General characteristics
- Class & type: Jose Andrada class
- Type: Coastal Patrol Craft
- Displacement: 56.4 tons full load
- Length: 78 ft (24 m)
- Beam: 20 ft (6.1 m)
- Draft: 5.8 ft (1.8 m)
- Propulsion: 2 × 1,400 bhp Detroit 16V-92TA Diesel Engines; 2 × 35-kW Diesel generators; 2 shafts;
- Speed: 28 knots (52 km/h) maximum
- Range: 1,200 nmi (2,200 km) at 12 knots (22 km/h)
- Boats & landing craft carried: 4-meter rigid inflatable boat at aft
- Complement: 12
- Sensors & processing systems: Raytheon AN/SPS-64(V)11 Navigation / Surface Search Radar
- Armament: 1 × Mk.38 Mod.0 Bushmaster 25mm chain gun ; 4 × Mk.26 M2HB Browning 12.7 mm/50-cal. GP machine guns; 2 × M60 7.62 mm/30-cal. GP machine guns;

= BRP Florencio Inigo =

BRP Florencio Inigo (PC-393) is the twenty-first ship of the coastal patrol boats of the Philippine Navy. It is part of the Batch III of its class ordered through US Foreign Military Sales (FMS) in 1995, and was commissioned with the Philippine Navy in 1998.

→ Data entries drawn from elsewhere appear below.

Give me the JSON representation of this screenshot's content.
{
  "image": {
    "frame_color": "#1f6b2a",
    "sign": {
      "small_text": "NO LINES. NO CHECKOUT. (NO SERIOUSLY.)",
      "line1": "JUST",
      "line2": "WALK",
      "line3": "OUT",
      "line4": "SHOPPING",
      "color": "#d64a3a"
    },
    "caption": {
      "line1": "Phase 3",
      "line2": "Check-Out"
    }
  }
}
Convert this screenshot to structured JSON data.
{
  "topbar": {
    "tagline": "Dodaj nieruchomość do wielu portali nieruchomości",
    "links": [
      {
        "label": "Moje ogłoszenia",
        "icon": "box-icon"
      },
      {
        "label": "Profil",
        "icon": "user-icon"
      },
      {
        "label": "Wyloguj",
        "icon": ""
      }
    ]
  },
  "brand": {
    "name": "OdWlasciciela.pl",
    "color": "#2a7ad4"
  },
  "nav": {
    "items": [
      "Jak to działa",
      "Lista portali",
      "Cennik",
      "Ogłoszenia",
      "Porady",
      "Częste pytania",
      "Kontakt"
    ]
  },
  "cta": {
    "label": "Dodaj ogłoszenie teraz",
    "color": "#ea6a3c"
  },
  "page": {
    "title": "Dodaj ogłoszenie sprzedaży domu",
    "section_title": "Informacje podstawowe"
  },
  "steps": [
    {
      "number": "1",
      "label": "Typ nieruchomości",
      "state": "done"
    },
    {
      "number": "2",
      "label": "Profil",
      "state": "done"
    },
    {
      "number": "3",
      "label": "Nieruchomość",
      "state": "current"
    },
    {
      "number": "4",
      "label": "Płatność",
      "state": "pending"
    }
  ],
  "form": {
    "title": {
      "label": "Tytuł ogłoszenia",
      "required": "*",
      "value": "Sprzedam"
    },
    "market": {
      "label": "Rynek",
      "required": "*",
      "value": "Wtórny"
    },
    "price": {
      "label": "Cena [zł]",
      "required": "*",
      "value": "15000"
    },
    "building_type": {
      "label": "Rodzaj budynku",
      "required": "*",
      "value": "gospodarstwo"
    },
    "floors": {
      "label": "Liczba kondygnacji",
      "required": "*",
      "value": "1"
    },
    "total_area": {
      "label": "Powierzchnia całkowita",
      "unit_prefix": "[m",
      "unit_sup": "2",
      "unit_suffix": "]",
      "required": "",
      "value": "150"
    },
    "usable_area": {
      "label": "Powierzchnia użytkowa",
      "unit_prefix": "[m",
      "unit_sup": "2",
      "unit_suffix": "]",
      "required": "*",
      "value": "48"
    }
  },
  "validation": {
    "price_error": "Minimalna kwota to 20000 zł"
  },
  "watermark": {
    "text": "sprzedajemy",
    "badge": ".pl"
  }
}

It was initially designated as Fast Patrol Craft, but later on was re-designated as a Patrol Gunboat "PG-393". Another round of reclassification was made in April 2016, which re designated the boat, from patrol gunboat to coastal patrol craft "PC-393".

==Technical details==
The ship was built to US Coast Guard standards with aluminium hull and superstructure. She is powered by two Detroit Diesel 16V-92TA Diesel Engines with a combined power of around 2,800 hp driving two propellers for a maximum speed of 28 kn. Maximum range is 1200 nmi at 12 kn, or alternatively 600 nmi at 24 kn.

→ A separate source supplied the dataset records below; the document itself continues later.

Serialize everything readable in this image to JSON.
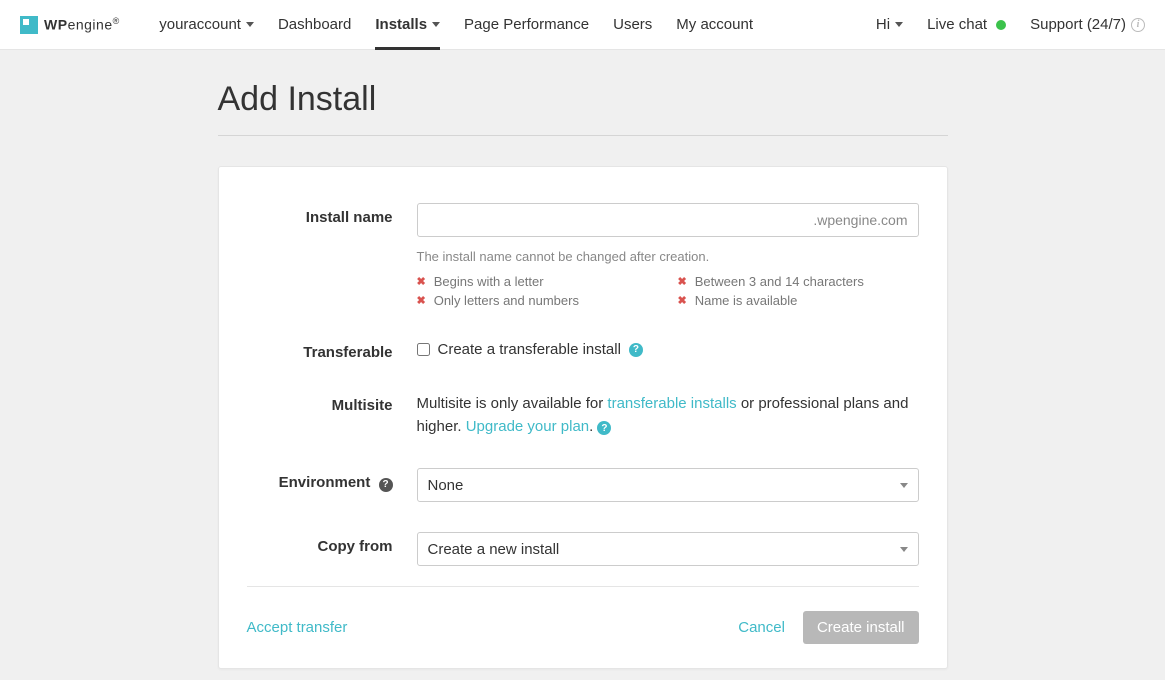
{
  "logo": {
    "wp": "WP",
    "engine": "engine",
    "reg": "®"
  },
  "nav": {
    "account": "youraccount",
    "items": [
      "Dashboard",
      "Installs",
      "Page Performance",
      "Users",
      "My account"
    ],
    "hi": "Hi",
    "live_chat": "Live chat",
    "support": "Support (24/7)"
  },
  "page_title": "Add Install",
  "form": {
    "install_name": {
      "label": "Install name",
      "suffix": ".wpengine.com",
      "hint": "The install name cannot be changed after creation.",
      "validations": [
        "Begins with a letter",
        "Between 3 and 14 characters",
        "Only letters and numbers",
        "Name is available"
      ]
    },
    "transferable": {
      "label": "Transferable",
      "checkbox_label": "Create a transferable install"
    },
    "multisite": {
      "label": "Multisite",
      "text_1": "Multisite is only available for ",
      "link_1": "transferable installs",
      "text_2": " or professional plans and higher. ",
      "link_2": "Upgrade your plan",
      "text_3": "."
    },
    "environment": {
      "label": "Environment",
      "value": "None"
    },
    "copy_from": {
      "label": "Copy from",
      "value": "Create a new install"
    }
  },
  "footer": {
    "accept_transfer": "Accept transfer",
    "cancel": "Cancel",
    "create": "Create install"
  }
}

The ship originally designed to carry one bow Mk.3 40 mm gun, one 81 mm mortar aft, and four 12.7 mm/50 calibre machine guns. Instead, she is armed with one 25mm Bushmaster chain gun on Mk.38 Mod.0 mount, four M2HB Browning 12.7 mm/50 calibre machine guns on Mk.26 mounts, with two positioned forward and two aft; and two M60 7.62 mm/30 caliber machine guns, both mounted amidships. The ship can carry 4,000 rounds of 12.7 mm and 2,000 rounds of 7.62 mm A large "Big Eyes" binocular is also carried on tripod mounts, one on the forecastle and one just above the mast.

As part of the third batch (PG-392 to PG-393), it is equipped with Mk.38 Mod.0 M242 Bushmaster 25mm chain gun that the first batch of ships do not carry.

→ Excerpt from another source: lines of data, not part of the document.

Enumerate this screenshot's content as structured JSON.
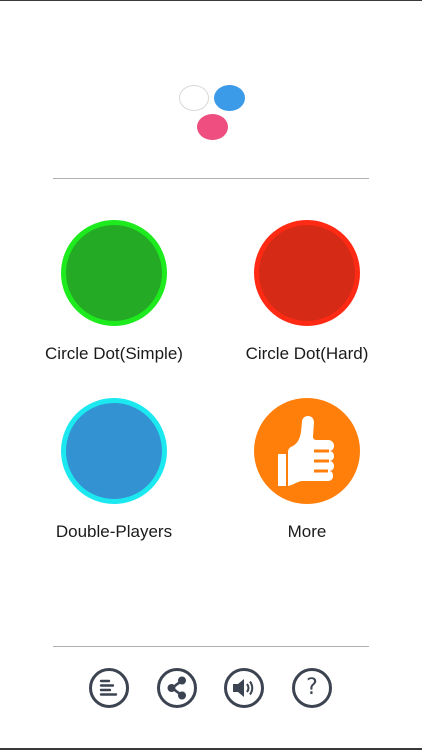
{
  "menu": {
    "modes": [
      {
        "label": "Circle Dot(Simple)"
      },
      {
        "label": "Circle Dot(Hard)"
      },
      {
        "label": "Double-Players"
      },
      {
        "label": "More"
      }
    ]
  },
  "toolbar": {
    "items": [
      {
        "icon": "list-icon"
      },
      {
        "icon": "share-icon"
      },
      {
        "icon": "speaker-icon"
      },
      {
        "icon": "help-icon",
        "glyph": "?"
      }
    ]
  },
  "colors": {
    "simple_fill": "#24aa24",
    "simple_ring": "#1eeb1e",
    "hard_fill": "#d42a16",
    "hard_ring": "#ff2a14",
    "double_fill": "#3292d2",
    "double_ring": "#1ce8f0",
    "more_fill": "#ff7f0a",
    "logo_blue": "#3b9be8",
    "logo_pink": "#ee4f80",
    "icon_stroke": "#3c4351"
  }
}
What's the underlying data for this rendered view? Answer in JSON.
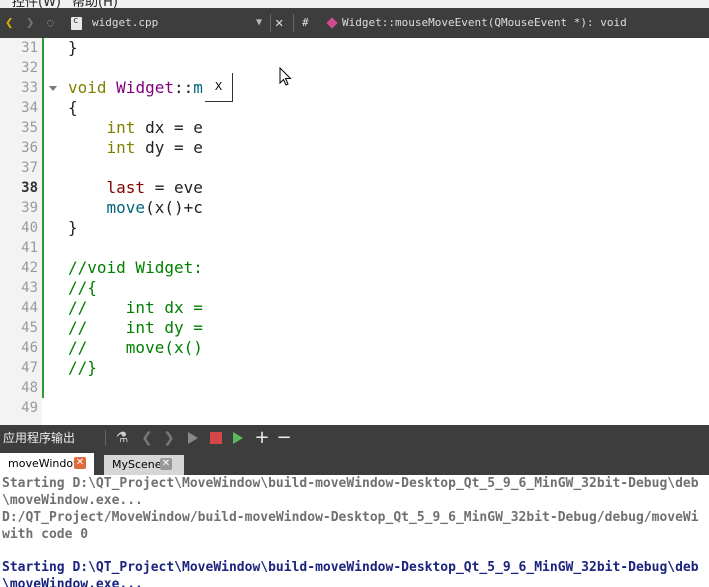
{
  "menubar": {
    "items": [
      "控件(W)",
      "帮助(H)"
    ]
  },
  "toolbar": {
    "back_icon": "back-arrow-icon",
    "forward_icon": "forward-arrow-icon",
    "file_name": "widget.cpp",
    "hash_label": "#",
    "symbol": "Widget::mouseMoveEvent(QMouseEvent *): void"
  },
  "editor": {
    "line_numbers": [
      "31",
      "32",
      "33",
      "34",
      "35",
      "36",
      "37",
      "38",
      "39",
      "40",
      "41",
      "42",
      "43",
      "44",
      "45",
      "46",
      "47",
      "48",
      "49"
    ],
    "current_line": "38",
    "lines": {
      "l31": "}",
      "l33_kw": "void",
      "l33_cls": "Widget",
      "l33_sep": "::",
      "l33_fn": "m",
      "l34": "{",
      "l35_kw": "int",
      "l35_rest": " dx = e",
      "l36_kw": "int",
      "l36_rest": " dy = e",
      "l38_var": "last",
      "l38_rest": " = eve",
      "l39_fn": "move",
      "l39_rest": "(x()+c",
      "l40": "}",
      "l42": "//void Widget:",
      "l43": "//{",
      "l44": "//    int dx =",
      "l45": "//    int dy =",
      "l46": "//    move(x()",
      "l47": "//}"
    }
  },
  "popup": {
    "close_label": "X"
  },
  "output_pane": {
    "title": "应用程序输出",
    "tabs": [
      {
        "label": "moveWindow"
      },
      {
        "label": "MyScene"
      }
    ],
    "lines": [
      "Starting D:\\QT_Project\\MoveWindow\\build-moveWindow-Desktop_Qt_5_9_6_MinGW_32bit-Debug\\deb",
      "\\moveWindow.exe...",
      "D:/QT_Project/MoveWindow/build-moveWindow-Desktop_Qt_5_9_6_MinGW_32bit-Debug/debug/moveWi",
      "with code 0",
      "",
      "Starting D:\\QT_Project\\MoveWindow\\build-moveWindow-Desktop_Qt_5_9_6_MinGW_32bit-Debug\\deb",
      "\\moveWindow.exe..."
    ]
  },
  "colors": {
    "accent": "#2e9a2e",
    "toolbar": "#3d3d3d",
    "close_tab": "#e06c3c"
  }
}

She is equipped with a Raytheon AN/SPS-64(V)11 surface search and navigation radar but with a smaller antenna as those used in bigger Philippine Navy ships. Like all other Philippine Navy ship, she was installed with the Philippine Navy Vessel Tracking System (VTS) by the Naval Sea Systems Command.

A 4-meter rigid inflatable boat powered by a 40-hp outboard motor is stowed amidships.